All these operations are called transformations, and consist in 2 major steps:

  • we first need to analyze the dataset, and retrieve the parameters of the transformation to apply. Indeed, the same transformation can lead to different steps when applying the actual transformation, eg: normalizing 2 different DataSets will lead to 2 different set of parameters, even though the normalize operation is the same in both cases. This operation is done by an Analyzer instance.
  • once we have the parameters for the transformation to apply, we need to, well, actually apply them on the DataSet (or on another one, for that matters). This is done by the Applier instance.
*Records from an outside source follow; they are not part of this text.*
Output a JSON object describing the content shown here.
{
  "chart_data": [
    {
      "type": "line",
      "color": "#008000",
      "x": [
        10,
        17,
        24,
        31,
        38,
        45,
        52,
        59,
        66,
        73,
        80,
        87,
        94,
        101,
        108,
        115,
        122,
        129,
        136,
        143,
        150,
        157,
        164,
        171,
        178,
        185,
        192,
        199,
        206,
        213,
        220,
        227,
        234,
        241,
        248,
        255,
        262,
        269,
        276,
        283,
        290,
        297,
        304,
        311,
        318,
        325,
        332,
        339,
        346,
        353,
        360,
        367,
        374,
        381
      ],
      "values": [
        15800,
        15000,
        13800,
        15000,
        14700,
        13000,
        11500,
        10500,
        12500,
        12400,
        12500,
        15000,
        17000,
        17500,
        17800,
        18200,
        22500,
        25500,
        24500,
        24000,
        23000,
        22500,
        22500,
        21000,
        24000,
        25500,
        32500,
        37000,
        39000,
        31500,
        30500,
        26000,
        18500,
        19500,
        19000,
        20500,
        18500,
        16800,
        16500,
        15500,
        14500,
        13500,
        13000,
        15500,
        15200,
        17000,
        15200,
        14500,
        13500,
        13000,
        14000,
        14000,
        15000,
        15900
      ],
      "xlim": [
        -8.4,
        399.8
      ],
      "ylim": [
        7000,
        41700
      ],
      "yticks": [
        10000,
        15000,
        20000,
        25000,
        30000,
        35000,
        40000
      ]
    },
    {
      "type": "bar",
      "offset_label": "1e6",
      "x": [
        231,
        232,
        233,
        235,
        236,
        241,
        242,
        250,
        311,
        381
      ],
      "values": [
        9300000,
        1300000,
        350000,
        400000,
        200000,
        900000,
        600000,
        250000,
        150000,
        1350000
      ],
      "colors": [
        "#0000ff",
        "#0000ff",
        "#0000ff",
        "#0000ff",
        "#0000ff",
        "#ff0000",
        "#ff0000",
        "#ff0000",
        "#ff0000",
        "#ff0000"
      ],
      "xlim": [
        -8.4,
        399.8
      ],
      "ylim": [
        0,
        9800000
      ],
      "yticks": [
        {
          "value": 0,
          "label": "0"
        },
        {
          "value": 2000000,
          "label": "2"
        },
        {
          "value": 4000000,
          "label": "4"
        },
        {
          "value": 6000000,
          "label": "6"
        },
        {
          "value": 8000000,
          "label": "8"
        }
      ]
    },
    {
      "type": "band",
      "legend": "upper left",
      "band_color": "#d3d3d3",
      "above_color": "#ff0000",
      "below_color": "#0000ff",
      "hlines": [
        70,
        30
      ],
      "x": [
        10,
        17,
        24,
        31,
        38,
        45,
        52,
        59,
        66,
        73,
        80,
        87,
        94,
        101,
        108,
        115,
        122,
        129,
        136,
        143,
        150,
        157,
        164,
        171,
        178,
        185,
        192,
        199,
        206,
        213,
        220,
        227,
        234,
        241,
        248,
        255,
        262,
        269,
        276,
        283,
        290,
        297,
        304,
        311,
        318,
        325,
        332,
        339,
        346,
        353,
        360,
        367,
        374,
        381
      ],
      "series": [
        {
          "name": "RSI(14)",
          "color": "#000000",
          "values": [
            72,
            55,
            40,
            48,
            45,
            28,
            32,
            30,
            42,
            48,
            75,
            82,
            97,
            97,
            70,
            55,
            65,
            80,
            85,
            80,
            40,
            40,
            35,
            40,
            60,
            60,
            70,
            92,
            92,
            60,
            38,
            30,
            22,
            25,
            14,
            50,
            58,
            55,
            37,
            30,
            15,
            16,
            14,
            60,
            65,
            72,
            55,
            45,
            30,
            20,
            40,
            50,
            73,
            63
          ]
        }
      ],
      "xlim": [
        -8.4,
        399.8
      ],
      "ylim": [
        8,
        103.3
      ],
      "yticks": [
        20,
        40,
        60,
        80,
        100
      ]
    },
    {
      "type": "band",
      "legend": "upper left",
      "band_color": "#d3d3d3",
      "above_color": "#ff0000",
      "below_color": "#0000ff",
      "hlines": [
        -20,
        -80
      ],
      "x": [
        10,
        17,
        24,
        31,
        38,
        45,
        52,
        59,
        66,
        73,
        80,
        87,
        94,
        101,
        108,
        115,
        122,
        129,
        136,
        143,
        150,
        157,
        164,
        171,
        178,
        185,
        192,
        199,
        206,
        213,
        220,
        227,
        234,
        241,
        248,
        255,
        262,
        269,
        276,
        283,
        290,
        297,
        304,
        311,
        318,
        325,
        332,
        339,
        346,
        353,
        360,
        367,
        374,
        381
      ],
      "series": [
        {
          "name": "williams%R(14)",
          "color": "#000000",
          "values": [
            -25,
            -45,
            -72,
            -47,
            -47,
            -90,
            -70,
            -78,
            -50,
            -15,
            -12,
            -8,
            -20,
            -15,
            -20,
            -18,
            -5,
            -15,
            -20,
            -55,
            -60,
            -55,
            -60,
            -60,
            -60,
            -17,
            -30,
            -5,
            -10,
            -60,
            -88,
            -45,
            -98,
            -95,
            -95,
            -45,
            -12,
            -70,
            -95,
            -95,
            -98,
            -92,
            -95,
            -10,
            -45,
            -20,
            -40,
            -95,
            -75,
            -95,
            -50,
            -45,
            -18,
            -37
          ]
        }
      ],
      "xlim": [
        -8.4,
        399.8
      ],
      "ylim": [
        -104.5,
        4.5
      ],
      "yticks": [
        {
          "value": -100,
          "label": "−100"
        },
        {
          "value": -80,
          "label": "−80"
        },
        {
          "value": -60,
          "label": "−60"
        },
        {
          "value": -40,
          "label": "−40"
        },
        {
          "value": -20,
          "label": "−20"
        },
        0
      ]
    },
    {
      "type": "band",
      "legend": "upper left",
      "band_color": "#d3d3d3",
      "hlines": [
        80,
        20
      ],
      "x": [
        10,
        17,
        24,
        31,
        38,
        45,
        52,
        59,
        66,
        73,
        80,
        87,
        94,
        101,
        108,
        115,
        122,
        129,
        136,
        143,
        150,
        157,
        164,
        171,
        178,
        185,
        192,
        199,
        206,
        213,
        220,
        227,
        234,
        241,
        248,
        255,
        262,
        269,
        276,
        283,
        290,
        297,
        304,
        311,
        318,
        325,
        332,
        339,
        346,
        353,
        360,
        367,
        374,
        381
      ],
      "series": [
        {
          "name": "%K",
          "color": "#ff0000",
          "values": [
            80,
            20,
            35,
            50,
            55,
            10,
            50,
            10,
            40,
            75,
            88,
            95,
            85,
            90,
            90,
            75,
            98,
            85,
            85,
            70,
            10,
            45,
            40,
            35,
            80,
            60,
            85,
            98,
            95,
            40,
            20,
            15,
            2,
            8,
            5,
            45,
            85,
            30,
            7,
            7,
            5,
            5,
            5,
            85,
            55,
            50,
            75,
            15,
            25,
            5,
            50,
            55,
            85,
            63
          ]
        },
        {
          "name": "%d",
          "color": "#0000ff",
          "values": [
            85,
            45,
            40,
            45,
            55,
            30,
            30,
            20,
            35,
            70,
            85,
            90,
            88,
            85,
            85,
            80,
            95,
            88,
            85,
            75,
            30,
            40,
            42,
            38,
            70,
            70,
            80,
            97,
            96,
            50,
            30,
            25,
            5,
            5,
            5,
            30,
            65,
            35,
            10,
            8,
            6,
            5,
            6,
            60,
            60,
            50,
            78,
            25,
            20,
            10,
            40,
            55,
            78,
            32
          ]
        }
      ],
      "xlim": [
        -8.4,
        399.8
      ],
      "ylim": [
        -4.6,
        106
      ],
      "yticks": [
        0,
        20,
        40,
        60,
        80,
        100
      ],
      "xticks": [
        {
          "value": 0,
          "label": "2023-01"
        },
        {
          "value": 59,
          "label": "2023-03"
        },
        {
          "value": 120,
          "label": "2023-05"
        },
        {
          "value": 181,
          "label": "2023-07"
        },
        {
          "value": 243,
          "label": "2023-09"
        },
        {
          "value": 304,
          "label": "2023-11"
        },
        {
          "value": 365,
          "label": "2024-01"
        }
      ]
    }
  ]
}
Instantiation of the Analyzer classes is done through the mean of a Factory (specifically, an AnalyzerFactory). You can also instantiate explicitly an Applier with the ApplierFactory, however for most users this shouldn't be necessary, because a Transformation automatically knows what kind of Applier you need for each Analyzer, and instantiate it for you.

A list of available transformations in Gaia can be found at the Algorithms page.

Synopsis:

class AnalyzerFactory:
    keys()                   : returns a list of all possible Analyzers that you can instantiate through this factory.
    create(name, parameters) : create an Analyzer with the given parameters (stored in a map).
class Analyzer:
    analyze(dataset)         : analyzes the given DataSet and returns a Transformation instance, which contains all
                               the parameters necessary for doing the transformation.
class Transformation:
    applyToDataSet(dataset)  : apply the transformation to given DataSet and returns the result.
                               The original DataSet is left untouched.
    applyToPoint(point)      : apply the transformation to given Point and returns the result.
                               The original Point is left untouched.
class Applier:
    mapDataSet(dataset)      : applies the transformation to current DataSet and returns the newly created one.
                               The original DataSet is left untouched.
    mapPoint(point)          : applies the same transformation, but only on one Point.
                               The original Point is left untouched.

Queries (NN-searches) on a DataSet

To be able to perform nearest-neighbors (NN) queries on a DataSet, you will have to instantiate a View on this DataSet (remember the DataSet is only for storage, it does not provide any functionality). A View basically consist in the needed search structure with an associated distance function. Once you have created a View with a given distance function (created through a factory), you can start doing queries on the dataset using the variety of search methods, with or without filters, by id or by example, etc...

Filters are strings describing an SQL-like filter. For a reference of the syntax, look at Filtering queries.

A list of available distance functions in Gaia can be found at the Metrics (Distance Functions) page.

NB: DistanceFunctionFactory is aliased to MetricFactory if you're too lazy to type the whole thing! :o)

Synopsis:

class DistanceFunctionFactory:
    keys()                           : returns a list of all DistanceFunctions available through this factory.
    create(name, layout, parameters) : create a DistanceFunction with the given parameters (stored in a map)

class DistanceFunction:
    operator()(p1, p2)               : returns the distance between the points p1 and p2.

class View:
    View(dataset, distanceFunction)  : create the view on the given DataSet which will use the given DistanceFunction
    nnSearch(point, filter)          : do the query-by-example search on the given point. filter is an optional parameter.
    nnSearch(id, filter)             : do the query-by-id search on the given point. filter is an optional parameter.